Mit der Vorlage des Koalitionsvertrags geht die Regierungsbildung einen entscheidenden Schritt voran. Die künftigen Koalitionspartner haben intensiv für einen Aufbruch in eine Fortschrittsregierung verhandelt. Auch in den Bereichen Bildung und Forschung ist deutlich geworden, dass trotz der unterschiedlichen politischen Herkunft der Ampel-Partner eine gelingende und progressive Zusammenarbeit für unser Land geformt werden kann.

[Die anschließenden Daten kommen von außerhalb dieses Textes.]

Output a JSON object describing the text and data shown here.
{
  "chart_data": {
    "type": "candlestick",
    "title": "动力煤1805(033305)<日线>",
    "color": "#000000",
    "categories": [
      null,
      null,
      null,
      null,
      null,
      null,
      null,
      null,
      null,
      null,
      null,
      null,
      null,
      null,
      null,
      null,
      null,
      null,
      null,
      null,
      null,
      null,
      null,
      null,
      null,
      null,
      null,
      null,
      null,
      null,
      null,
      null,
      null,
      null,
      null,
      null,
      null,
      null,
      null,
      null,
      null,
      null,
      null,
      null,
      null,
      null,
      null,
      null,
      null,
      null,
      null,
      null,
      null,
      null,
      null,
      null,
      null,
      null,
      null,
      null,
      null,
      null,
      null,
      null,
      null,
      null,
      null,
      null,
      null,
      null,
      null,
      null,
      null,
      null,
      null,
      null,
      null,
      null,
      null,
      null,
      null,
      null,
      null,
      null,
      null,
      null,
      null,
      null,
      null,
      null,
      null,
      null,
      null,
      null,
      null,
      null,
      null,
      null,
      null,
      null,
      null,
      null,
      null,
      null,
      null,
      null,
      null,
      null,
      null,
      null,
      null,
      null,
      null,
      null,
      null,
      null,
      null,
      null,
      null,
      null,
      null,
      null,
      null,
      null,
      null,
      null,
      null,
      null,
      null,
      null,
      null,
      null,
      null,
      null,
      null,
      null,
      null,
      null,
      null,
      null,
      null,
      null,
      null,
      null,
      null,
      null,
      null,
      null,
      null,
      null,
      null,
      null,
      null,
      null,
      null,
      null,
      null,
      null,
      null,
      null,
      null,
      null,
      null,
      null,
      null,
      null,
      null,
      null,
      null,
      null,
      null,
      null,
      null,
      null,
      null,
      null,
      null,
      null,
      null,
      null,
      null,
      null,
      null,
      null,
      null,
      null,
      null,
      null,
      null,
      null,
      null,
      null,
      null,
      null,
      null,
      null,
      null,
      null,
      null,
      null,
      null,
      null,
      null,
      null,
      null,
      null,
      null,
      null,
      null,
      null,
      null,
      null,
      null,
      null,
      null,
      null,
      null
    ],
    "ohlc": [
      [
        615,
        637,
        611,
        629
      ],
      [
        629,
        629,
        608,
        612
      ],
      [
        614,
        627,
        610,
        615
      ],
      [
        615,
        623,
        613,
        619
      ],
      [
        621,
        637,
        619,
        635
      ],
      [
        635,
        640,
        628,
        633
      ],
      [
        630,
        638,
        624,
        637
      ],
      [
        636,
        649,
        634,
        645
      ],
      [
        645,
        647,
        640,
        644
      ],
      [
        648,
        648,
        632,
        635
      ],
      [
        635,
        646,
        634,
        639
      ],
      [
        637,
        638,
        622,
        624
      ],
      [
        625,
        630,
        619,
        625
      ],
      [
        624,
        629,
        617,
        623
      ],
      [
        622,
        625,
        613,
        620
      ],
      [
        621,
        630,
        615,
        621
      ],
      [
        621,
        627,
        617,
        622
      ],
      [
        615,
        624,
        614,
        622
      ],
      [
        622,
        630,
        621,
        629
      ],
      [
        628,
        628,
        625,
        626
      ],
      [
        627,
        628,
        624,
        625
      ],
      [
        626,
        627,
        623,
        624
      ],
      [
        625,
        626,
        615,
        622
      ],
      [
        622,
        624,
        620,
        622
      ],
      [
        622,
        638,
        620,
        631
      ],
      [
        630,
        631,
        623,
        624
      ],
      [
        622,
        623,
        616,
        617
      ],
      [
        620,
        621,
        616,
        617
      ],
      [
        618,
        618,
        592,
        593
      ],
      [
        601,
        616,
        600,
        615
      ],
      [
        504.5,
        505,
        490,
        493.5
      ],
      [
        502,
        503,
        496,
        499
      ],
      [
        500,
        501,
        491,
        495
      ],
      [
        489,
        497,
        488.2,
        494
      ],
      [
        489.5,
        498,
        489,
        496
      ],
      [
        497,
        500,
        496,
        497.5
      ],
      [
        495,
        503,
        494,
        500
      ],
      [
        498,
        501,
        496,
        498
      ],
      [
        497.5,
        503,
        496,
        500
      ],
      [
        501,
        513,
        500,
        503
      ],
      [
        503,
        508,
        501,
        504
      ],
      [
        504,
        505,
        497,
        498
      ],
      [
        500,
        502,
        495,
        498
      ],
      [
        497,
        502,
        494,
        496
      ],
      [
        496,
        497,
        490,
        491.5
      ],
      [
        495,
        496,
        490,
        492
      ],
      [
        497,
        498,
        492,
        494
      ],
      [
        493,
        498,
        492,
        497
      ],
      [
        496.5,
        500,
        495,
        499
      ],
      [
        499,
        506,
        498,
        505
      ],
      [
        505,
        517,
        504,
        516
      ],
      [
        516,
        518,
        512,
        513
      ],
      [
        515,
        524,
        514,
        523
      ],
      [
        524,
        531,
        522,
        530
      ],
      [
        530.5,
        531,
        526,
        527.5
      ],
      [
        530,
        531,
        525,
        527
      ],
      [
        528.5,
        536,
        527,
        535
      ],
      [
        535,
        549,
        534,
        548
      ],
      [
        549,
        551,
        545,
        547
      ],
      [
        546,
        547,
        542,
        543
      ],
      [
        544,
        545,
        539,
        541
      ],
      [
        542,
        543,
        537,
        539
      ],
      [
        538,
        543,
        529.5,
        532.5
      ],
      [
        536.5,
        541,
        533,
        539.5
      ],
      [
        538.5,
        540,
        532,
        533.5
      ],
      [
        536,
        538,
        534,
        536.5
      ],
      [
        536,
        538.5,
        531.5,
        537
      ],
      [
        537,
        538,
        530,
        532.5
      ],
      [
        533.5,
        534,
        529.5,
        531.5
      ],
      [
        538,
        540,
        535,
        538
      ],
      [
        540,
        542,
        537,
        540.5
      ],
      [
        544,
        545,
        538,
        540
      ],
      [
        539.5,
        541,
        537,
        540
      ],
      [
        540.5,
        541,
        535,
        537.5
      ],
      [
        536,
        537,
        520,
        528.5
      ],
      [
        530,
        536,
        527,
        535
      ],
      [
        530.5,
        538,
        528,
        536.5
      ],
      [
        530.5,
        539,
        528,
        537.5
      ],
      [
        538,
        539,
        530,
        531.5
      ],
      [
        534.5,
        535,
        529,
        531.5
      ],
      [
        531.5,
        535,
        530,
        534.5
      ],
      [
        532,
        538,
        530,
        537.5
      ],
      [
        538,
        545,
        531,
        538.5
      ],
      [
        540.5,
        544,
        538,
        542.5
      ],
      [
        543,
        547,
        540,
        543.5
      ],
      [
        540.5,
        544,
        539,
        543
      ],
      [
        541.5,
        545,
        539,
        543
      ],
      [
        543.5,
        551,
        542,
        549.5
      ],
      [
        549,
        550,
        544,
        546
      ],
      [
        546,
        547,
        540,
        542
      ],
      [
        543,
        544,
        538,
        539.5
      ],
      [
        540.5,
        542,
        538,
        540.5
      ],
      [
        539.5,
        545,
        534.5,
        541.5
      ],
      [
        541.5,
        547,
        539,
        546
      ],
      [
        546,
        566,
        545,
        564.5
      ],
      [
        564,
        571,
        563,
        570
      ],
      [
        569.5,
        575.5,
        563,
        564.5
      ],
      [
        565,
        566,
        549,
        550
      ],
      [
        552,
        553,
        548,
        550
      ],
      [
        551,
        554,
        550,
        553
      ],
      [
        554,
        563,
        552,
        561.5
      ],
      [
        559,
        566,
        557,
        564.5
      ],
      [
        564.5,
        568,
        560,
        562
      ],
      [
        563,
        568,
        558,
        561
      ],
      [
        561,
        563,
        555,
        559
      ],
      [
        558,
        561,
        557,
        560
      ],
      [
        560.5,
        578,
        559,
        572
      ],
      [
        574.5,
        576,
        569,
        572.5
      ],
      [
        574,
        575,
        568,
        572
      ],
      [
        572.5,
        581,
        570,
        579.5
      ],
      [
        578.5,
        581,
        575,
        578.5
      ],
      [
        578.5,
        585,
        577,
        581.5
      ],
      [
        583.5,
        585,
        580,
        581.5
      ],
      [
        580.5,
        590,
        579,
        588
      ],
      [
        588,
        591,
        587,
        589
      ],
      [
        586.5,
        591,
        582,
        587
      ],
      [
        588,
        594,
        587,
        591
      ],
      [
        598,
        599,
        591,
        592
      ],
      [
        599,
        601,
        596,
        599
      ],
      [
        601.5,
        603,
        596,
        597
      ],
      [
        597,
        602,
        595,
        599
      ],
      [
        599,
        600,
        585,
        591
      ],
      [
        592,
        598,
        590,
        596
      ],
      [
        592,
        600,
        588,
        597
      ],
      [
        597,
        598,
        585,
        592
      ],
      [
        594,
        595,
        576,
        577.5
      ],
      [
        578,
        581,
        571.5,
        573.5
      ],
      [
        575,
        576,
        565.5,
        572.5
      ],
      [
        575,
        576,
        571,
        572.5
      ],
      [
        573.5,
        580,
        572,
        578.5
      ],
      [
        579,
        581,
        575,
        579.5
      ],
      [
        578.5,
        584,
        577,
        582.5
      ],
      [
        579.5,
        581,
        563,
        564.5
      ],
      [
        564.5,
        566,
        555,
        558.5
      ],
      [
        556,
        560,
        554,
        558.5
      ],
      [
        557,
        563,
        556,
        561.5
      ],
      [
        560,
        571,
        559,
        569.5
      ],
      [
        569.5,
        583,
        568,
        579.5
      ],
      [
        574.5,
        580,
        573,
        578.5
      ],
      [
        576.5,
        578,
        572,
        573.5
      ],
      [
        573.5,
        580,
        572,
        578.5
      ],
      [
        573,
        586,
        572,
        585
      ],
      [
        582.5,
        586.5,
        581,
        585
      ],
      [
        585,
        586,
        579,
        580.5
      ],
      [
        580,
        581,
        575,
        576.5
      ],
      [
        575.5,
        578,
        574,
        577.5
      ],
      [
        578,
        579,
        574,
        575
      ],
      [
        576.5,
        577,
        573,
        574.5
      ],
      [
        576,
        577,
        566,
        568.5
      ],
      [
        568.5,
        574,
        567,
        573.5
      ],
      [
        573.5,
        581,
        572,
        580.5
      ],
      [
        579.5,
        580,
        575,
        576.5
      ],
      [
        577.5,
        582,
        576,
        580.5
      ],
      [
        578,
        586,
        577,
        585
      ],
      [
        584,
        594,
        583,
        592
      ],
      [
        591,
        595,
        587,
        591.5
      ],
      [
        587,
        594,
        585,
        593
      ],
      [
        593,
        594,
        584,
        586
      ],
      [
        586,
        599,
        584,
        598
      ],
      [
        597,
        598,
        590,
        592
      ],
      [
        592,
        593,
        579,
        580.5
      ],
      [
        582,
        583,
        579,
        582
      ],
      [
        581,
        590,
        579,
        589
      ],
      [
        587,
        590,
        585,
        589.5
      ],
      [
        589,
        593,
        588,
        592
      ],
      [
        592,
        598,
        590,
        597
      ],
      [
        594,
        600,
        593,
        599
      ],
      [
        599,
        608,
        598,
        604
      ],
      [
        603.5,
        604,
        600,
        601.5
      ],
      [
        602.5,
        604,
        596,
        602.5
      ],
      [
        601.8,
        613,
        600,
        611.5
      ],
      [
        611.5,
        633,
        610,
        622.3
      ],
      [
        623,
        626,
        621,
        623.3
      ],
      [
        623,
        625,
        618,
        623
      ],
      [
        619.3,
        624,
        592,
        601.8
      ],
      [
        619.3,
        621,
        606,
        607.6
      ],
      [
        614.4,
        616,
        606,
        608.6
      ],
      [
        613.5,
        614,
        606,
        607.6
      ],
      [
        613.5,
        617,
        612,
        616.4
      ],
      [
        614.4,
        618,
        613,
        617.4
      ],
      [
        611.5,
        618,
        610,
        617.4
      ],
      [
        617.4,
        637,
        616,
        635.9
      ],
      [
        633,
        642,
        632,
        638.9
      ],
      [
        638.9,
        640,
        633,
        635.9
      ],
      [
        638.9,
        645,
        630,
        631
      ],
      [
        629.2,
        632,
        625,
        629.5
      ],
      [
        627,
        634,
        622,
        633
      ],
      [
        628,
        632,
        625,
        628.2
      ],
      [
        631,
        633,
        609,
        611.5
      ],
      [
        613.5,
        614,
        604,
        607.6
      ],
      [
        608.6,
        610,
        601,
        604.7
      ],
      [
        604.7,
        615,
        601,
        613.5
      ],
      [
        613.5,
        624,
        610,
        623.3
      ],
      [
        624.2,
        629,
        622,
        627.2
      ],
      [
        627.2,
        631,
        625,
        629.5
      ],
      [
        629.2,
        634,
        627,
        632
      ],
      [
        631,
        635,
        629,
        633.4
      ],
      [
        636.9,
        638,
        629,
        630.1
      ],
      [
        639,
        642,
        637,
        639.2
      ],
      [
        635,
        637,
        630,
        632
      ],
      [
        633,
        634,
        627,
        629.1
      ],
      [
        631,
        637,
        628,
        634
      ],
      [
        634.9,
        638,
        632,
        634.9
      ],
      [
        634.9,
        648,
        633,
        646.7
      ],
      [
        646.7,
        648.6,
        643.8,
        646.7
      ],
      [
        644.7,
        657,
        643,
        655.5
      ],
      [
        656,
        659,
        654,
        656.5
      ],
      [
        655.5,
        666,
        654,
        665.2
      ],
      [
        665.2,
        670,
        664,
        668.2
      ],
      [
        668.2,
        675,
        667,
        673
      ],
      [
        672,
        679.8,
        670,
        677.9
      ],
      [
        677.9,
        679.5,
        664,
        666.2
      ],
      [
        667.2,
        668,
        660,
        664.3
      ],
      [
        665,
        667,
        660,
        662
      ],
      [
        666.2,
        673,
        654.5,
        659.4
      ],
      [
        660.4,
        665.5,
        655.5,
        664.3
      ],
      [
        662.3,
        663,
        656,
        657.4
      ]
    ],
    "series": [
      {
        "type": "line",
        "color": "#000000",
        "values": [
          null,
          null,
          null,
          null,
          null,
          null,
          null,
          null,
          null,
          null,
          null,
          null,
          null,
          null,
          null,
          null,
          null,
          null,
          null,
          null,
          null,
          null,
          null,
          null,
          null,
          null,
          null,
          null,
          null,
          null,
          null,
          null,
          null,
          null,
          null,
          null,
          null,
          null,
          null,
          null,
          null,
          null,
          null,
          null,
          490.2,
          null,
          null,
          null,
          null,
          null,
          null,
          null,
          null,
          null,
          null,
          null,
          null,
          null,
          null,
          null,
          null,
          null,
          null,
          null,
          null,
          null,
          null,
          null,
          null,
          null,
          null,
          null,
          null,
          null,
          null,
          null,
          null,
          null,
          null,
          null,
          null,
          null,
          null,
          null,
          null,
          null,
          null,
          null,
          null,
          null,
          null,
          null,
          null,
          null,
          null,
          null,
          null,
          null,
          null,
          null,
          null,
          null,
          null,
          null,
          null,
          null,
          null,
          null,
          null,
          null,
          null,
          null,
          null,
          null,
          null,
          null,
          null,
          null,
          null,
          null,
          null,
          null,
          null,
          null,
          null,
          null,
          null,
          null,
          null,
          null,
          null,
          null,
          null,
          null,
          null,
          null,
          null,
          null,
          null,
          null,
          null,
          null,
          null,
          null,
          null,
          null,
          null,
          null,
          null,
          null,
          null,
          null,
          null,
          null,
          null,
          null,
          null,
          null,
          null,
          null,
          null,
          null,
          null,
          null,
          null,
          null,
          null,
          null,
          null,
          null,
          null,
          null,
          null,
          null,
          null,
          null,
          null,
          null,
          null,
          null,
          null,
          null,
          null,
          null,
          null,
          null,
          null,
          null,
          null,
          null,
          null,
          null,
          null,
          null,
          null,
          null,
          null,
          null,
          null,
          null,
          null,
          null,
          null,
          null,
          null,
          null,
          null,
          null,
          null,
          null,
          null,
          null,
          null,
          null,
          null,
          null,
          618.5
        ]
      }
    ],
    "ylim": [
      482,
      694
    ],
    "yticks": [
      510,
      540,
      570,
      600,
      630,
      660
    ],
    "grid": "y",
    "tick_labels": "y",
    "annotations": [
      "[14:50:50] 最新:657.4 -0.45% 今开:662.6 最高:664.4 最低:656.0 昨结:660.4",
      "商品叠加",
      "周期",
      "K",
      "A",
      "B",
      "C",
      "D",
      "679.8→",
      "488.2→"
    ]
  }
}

Ich selbst durfte im Bereich Bildung und Chancengleichheit mit verhandeln. Mir war dabei besonders wichtig, dass wir in der Bildungspolitik mehr Chancen für unsere Kinder schaffen. Wir wollen einen kooperativen Bildungsföderalismus begründen. Wir werden einen Bildungsgipfel einberufen, der eine dauerhafte Arbeitsgruppe zwischen Bund, Ländern und Kommunen einrichtet, welche zukünftig Bund-Länder-Prozesse effektiv koordiniert. Jeder junge Mensch, der das will, soll eine Ausbildung machen können, und zwar überall im Land. Deshalb wollen wir die Berufsschulen stärken, eine Ausbildungsgarantie einführen und das Aufstiegs-BAföG weiter stärken. Das BAföG muss wieder die zentrale und verlässliche Säule der Ausbildungsfinanzierung werden. Deshalb werden wir mit erheblichen Freibetragserhöhungen, Verbesserungen bei den Auszahlungen, verlängerten Förderdauern und einer Reduzierung der Darlehenslast dafür sorgen, dass endlich wieder mehr junge Menschen finanziell mit dem BAföG bei ihrem Ausbildungsweg an Hochschulen unterstützt werden.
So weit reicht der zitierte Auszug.